Pieds et jambes nus jusqu’au-dessus des genoux, les paysans pataugeaient du matin au soir dans la boue molle, vaquant au plus pressé de la besogne : débouchage des rigoles, desséchage des maisons, remplacement du matériel pourri. On quittait sa hutte à l’aube et on y rentrait la nuit, fourbu, affamé. Nulle aide administrative. Que chacun se débrouille, la faute étant à Dieu.

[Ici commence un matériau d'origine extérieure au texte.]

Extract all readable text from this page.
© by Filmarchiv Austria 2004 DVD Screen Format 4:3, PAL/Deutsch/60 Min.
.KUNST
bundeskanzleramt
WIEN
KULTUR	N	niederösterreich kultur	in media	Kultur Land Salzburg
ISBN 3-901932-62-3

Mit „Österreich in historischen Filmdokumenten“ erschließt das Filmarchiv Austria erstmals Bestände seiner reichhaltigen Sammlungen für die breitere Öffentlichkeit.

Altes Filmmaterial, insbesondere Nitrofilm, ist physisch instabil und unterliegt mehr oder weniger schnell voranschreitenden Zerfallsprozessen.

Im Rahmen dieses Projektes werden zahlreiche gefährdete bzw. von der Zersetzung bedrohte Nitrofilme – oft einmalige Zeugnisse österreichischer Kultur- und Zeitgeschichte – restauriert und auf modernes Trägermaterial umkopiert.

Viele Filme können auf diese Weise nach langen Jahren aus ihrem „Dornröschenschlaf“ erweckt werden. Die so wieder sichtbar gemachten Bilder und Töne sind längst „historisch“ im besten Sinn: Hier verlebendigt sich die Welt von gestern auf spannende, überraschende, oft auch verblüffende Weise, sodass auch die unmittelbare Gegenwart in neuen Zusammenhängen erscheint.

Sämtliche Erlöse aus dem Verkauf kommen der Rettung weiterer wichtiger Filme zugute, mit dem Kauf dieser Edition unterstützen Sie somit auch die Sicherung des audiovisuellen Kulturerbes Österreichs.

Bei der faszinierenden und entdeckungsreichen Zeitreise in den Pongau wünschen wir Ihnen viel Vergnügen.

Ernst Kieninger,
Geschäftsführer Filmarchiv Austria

Aussi fut-ce encore Tsatsa-Minnka qui dut venir au secours des plus malheureux. Elle leur distribua toutes ses économies, ne gardant pour elle que le strict nécessaire à son installation définitive dans la commune. Et tout de suite, sa largesse changea l’humeur de Minnkou. Il désapprouva sa compagne, lui dit brutalement qu’il n’avait aucune envie de travailler pour les autres.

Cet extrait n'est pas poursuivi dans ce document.